The dynamic programming solution to the 0/1 knapsack problem involves breaking down the problem into smaller subproblems and solving them in a bottom-up manner. We can construct a table to store the solutions to the subproblems, with rows representing the items and columns representing the remaining capacity of the knapsack. The entry in the ith row and jth column of the table represents the maximum value that can be obtained by choosing items from the first i items, subject to the constraint that the total weight of the chosen items does not exceed j.

To fill up the table, we iterate over each item and each possible remaining capacity of the knapsack.

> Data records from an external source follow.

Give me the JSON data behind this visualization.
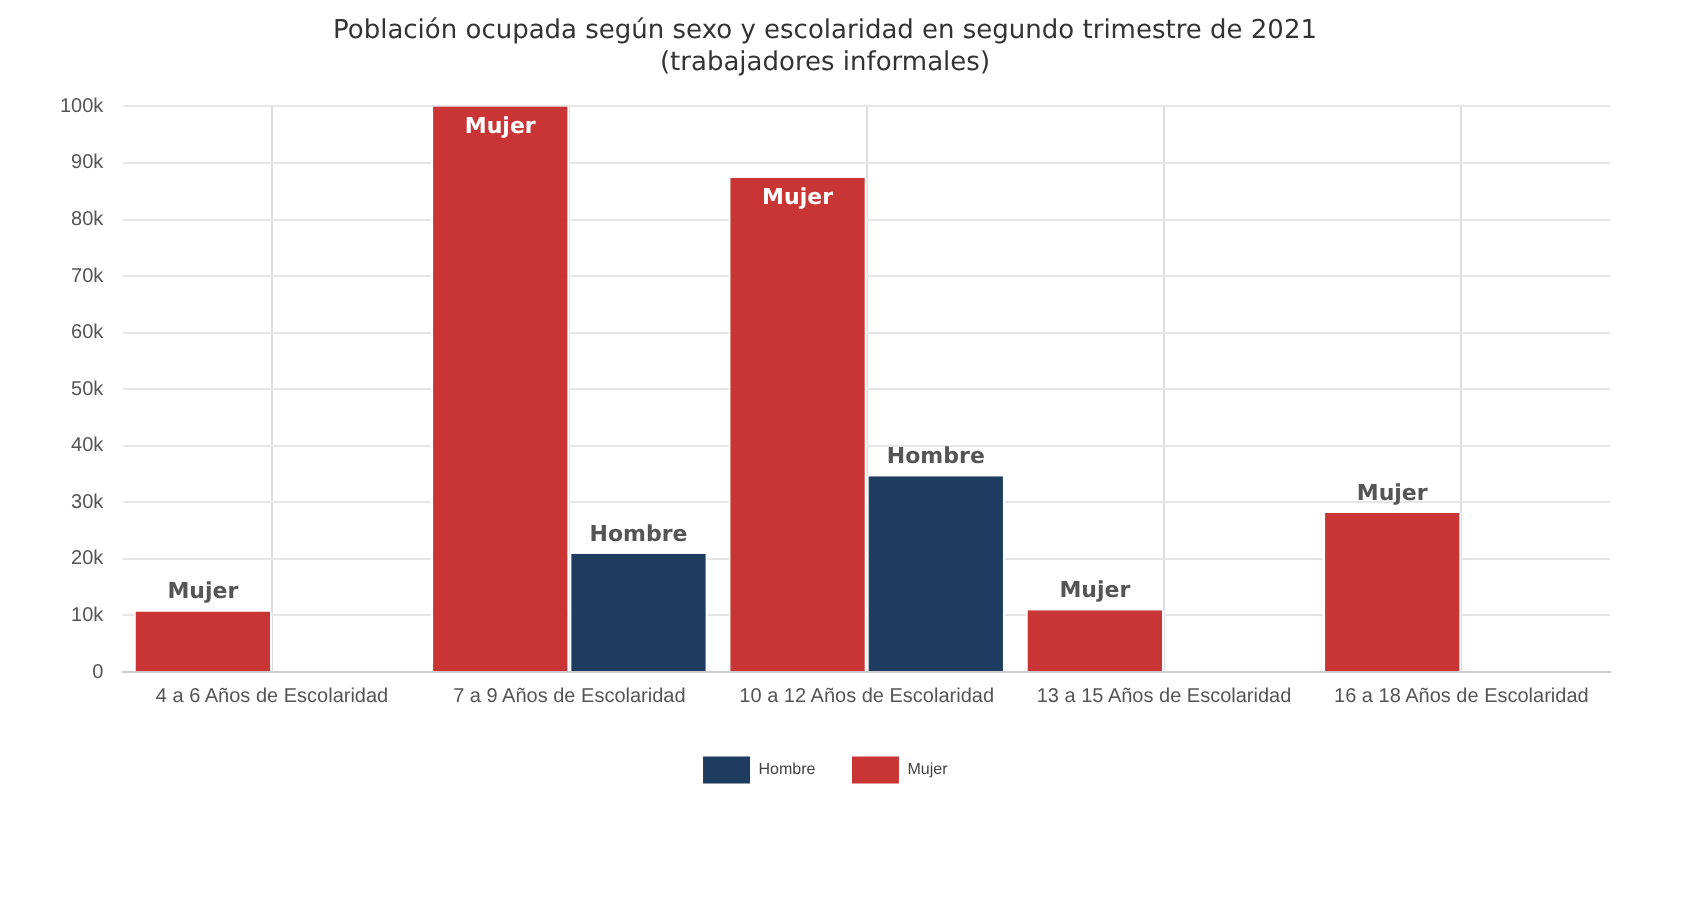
{
  "chart_data": {
    "type": "bar",
    "title": "Población ocupada según sexo y escolaridad en segundo trimestre de 2021\n(trabajadores informales)",
    "categories": [
      "4 a 6 Años de Escolaridad",
      "7 a 9 Años de Escolaridad",
      "10 a 12 Años de Escolaridad",
      "13 a 15 Años de Escolaridad",
      "16 a 18 Años de Escolaridad"
    ],
    "series": [
      {
        "name": "Mujer",
        "color": "#c93434",
        "values": [
          10700,
          100000,
          87400,
          10900,
          28100
        ],
        "value_labels": [
          "Mujer",
          "Mujer",
          "Mujer",
          "Mujer",
          "Mujer"
        ]
      },
      {
        "name": "Hombre",
        "color": "#1d3c5f",
        "values": [
          null,
          20900,
          34600,
          null,
          null
        ],
        "value_labels": [
          null,
          "Hombre",
          "Hombre",
          null,
          null
        ]
      }
    ],
    "ylim": [
      0,
      100000
    ],
    "yticks": [
      {
        "value": 0,
        "label": "0"
      },
      {
        "value": 10000,
        "label": "10k"
      },
      {
        "value": 20000,
        "label": "20k"
      },
      {
        "value": 30000,
        "label": "30k"
      },
      {
        "value": 40000,
        "label": "40k"
      },
      {
        "value": 50000,
        "label": "50k"
      },
      {
        "value": 60000,
        "label": "60k"
      },
      {
        "value": 70000,
        "label": "70k"
      },
      {
        "value": 80000,
        "label": "80k"
      },
      {
        "value": 90000,
        "label": "90k"
      },
      {
        "value": 100000,
        "label": "100k"
      }
    ],
    "grid": true,
    "legend": "bottom"
  }
}
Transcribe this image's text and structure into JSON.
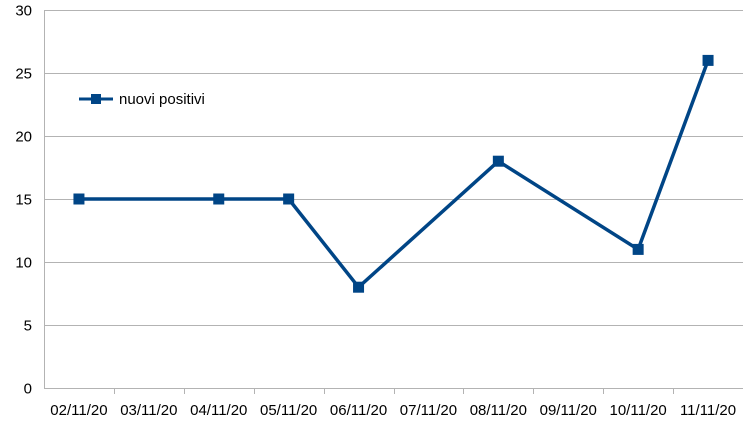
{
  "chart_data": {
    "type": "line",
    "title": "",
    "xlabel": "",
    "ylabel": "",
    "categories": [
      "02/11/20",
      "03/11/20",
      "04/11/20",
      "05/11/20",
      "06/11/20",
      "07/11/20",
      "08/11/20",
      "09/11/20",
      "10/11/20",
      "11/11/20"
    ],
    "ylim": [
      0,
      30
    ],
    "yticks": [
      0,
      5,
      10,
      15,
      20,
      25,
      30
    ],
    "grid": true,
    "legend_position": "top-left",
    "series": [
      {
        "name": "nuovi positivi",
        "color": "#004586",
        "marker": "square",
        "points": [
          {
            "x": "02/11/20",
            "y": 15
          },
          {
            "x": "04/11/20",
            "y": 15
          },
          {
            "x": "05/11/20",
            "y": 15
          },
          {
            "x": "06/11/20",
            "y": 8
          },
          {
            "x": "08/11/20",
            "y": 18
          },
          {
            "x": "10/11/20",
            "y": 11
          },
          {
            "x": "11/11/20",
            "y": 26
          }
        ]
      }
    ]
  }
}
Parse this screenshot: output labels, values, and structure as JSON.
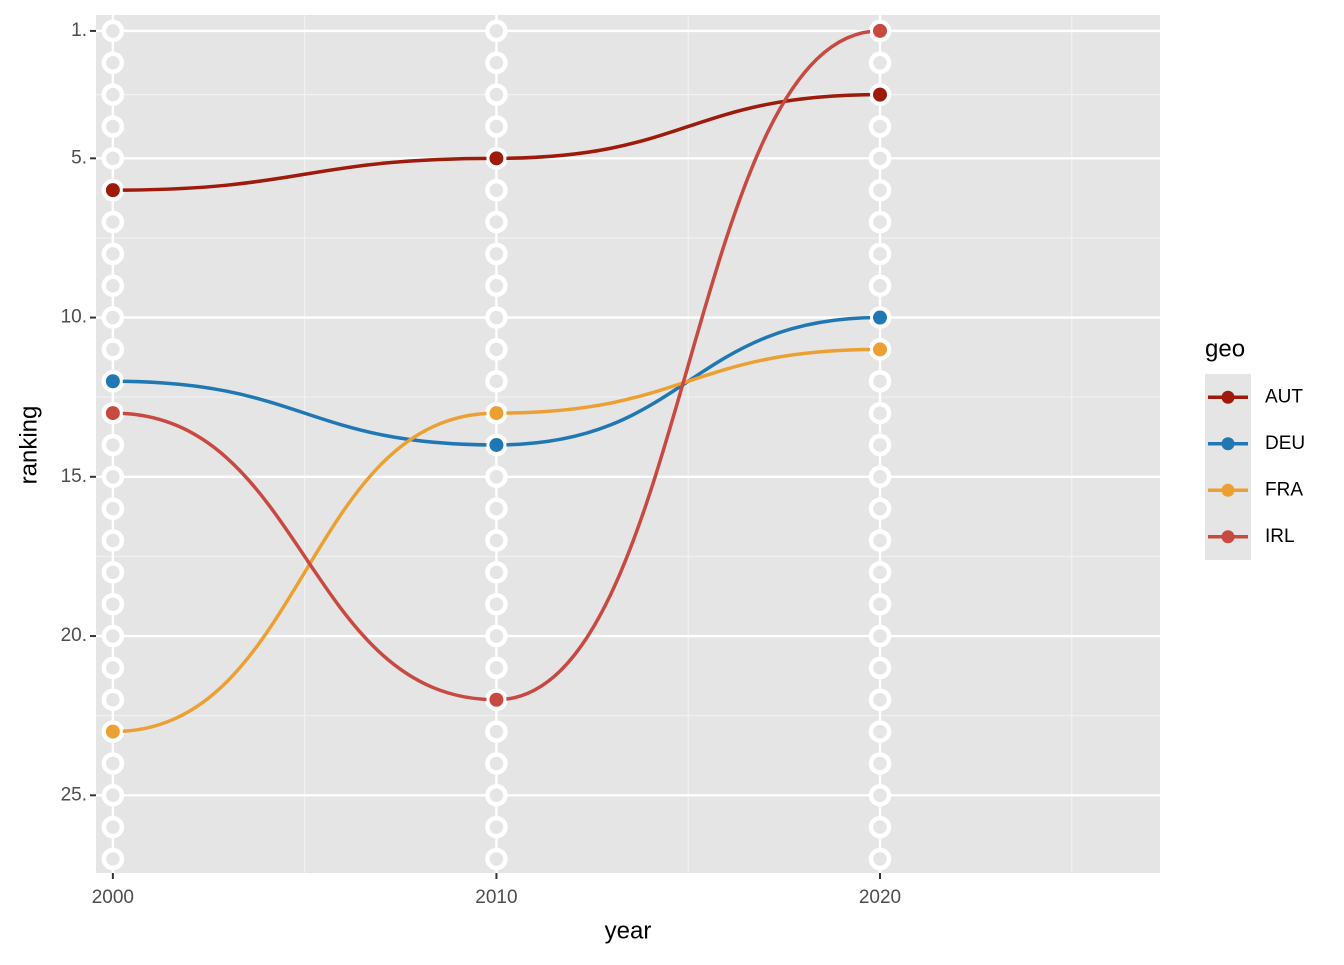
{
  "chart_data": {
    "type": "bump",
    "x_label": "year",
    "y_label": "ranking",
    "legend_title": "geo",
    "x": [
      2000,
      2010,
      2020
    ],
    "ranks": [
      1,
      2,
      3,
      4,
      5,
      6,
      7,
      8,
      9,
      10,
      11,
      12,
      13,
      14,
      15,
      16,
      17,
      18,
      19,
      20,
      21,
      22,
      23,
      24,
      25,
      26,
      27
    ],
    "series": [
      {
        "name": "AUT",
        "color": "#9e1a0b",
        "values": [
          6,
          5,
          3
        ]
      },
      {
        "name": "DEU",
        "color": "#1f78b4",
        "values": [
          12,
          14,
          10
        ]
      },
      {
        "name": "FRA",
        "color": "#eca032",
        "values": [
          23,
          13,
          11
        ]
      },
      {
        "name": "IRL",
        "color": "#c8493f",
        "values": [
          13,
          22,
          1
        ]
      }
    ],
    "xlim": [
      1999.56,
      2027.3
    ],
    "xticks": [
      2000,
      2010,
      2020
    ],
    "xminor": [
      2005,
      2015,
      2025
    ],
    "ylim": [
      0.5,
      27.44
    ],
    "y_reversed": true,
    "yticks": [
      {
        "value": 1,
        "label": "1."
      },
      {
        "value": 5,
        "label": "5."
      },
      {
        "value": 10,
        "label": "10."
      },
      {
        "value": 15,
        "label": "15."
      },
      {
        "value": 20,
        "label": "20."
      },
      {
        "value": 25,
        "label": "25."
      }
    ],
    "yminor": [
      3,
      7.5,
      12.5,
      17.5,
      22.5
    ],
    "grid": true,
    "legend": "right"
  }
}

If the weight of the current item is less than or equal to the remaining capacity of the knapsack, we have two choices: we can either take the item, in which case the value of the item is added to the maximum value that can be obtained by choosing items from the first i-1 items with a total weight of j - weight[i-1], or we can choose not to take the item, in which case the maximum value that can be obtained is the same as the maximum value that can be obtained by choosing items from the first i-1 items with a total weight of j. We take the maximum of these two choices and store it in the table at the ith row and jth column. If the weight of the current item is greater than the remaining capacity of the knapsack, we can't take the item, and the maximum value that can be obtained is the same as the maximum value that can be obtained by choosing items from the first i-1 items with a total weight of j.

Once we have filled up the table, the entry in the last row and last column of the table represents the maximum value that can be obtained by choosing items from all the items with a total weight not exceeding the capacity of the knapsack.